Why I’m Writing This Here
I’m writing publicly because I’ve reached the point where keeping this private no longer makes sense.
For years, I’ve been circling the same problem from different angles: psychology, neuroscience, parenting frameworks, lived experience. I keep landing in the same place:
Children are not the problem.
Adult dysregulation is.
Most parenting advice still treats behavior as the primary issue to manage. But behavior is downstream. What shapes a child is not technique or discipline. It is the emotional state of the adults raising them, long before language or rules come into play.
I know this intellectually, professionally, and personally.

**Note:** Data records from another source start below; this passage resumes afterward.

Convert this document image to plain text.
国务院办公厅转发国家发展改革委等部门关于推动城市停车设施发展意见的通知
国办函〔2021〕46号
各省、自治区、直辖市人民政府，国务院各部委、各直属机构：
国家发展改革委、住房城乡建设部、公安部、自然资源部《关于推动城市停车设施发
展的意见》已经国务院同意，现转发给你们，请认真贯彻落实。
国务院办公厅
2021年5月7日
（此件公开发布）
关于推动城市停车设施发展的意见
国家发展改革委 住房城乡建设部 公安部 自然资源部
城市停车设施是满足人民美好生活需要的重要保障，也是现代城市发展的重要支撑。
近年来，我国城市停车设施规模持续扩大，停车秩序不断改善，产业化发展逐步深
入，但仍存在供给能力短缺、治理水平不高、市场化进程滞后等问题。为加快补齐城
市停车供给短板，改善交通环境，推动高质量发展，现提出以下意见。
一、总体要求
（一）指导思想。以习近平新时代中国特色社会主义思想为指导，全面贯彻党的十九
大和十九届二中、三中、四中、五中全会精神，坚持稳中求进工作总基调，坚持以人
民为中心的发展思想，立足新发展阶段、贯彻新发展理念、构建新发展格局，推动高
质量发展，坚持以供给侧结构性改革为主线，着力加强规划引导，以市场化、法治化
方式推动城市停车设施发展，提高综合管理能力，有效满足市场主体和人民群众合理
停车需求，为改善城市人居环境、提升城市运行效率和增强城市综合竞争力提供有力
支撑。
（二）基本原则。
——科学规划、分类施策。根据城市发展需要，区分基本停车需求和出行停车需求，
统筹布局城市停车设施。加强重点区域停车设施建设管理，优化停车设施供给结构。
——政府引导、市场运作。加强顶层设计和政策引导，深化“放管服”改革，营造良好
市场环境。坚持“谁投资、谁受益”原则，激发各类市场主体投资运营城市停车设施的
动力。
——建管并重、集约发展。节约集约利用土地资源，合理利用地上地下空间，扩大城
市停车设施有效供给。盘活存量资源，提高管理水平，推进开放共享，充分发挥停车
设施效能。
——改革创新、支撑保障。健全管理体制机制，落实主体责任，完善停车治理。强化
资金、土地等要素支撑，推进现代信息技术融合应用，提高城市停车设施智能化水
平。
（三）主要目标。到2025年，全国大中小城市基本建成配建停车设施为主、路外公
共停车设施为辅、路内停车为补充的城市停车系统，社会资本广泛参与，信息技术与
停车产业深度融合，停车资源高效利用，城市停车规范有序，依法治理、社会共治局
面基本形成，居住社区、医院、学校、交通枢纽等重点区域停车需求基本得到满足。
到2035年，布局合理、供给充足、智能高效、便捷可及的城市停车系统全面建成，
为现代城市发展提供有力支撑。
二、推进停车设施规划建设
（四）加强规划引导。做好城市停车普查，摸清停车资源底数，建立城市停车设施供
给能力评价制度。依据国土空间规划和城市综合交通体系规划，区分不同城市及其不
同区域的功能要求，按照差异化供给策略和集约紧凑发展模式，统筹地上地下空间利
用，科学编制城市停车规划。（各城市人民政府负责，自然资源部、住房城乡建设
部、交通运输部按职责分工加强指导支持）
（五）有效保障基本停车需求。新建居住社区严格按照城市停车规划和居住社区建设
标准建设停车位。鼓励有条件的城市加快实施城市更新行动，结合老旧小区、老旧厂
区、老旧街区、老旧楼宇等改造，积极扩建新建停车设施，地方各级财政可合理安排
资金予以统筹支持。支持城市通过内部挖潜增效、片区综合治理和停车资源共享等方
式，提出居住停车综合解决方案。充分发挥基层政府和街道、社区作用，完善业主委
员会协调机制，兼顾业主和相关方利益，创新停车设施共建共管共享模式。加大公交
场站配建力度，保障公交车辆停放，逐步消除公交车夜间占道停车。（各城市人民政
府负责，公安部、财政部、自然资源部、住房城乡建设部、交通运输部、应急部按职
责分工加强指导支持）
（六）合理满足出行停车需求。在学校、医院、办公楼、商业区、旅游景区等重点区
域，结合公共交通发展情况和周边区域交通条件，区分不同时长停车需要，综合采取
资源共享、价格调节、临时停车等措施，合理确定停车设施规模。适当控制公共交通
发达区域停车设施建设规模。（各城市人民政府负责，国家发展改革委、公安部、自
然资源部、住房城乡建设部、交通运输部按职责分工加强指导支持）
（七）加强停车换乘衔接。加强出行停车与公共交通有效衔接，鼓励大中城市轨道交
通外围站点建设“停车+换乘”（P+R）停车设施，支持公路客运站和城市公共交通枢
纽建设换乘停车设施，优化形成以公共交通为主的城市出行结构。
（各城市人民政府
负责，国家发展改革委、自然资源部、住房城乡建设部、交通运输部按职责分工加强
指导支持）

I grew up adapting to adult chaos. Regulation was not modeled, survival was. That shaped my nervous system in ways I did not fully understand until I stopped consuming alcohol and no longer had anything numbing my nervous system. What surfaced was not abstract trauma, it was physiology. Reactivity. A body that did not know how to settle.
Becoming a parent removed any remaining distance between theory and reality.
Once you are responsible for a child, you cannot unsee how much they absorb. Tone. Pace. Tension. Withdrawal. Repair, or the absence of it. Children do not need to be taught how to adapt. They already do. The question is what they are adapting to.
I am writing here to work through that honestly.
Some of this may become a book. Some of it may not. What I am interested in documenting is the actual thinking. How nervous system regulation, attachment, and unconditional love function in real life, without soft language, moral posturing, or the illusion of perfection.
This is not about fixing children.
It is about adults learning to regulate themselves so children do not have to.
Also, that regulation is a practice, not a destination. No one gets this right every time. That is not a failure. That’s simply how this works. The point is not to be calm all the time. It is to notice when you are not, to come back when you can, and to repair when you miss the mark. That process, trying, failing, repairing, and showing up again, is what actually builds safety.
I do not know exactly what this will turn into yet. I do know the current conversation around parenting leaves too much unexamined, and I am not interested in pretending otherwise.
So this is where I will be writing while I build it.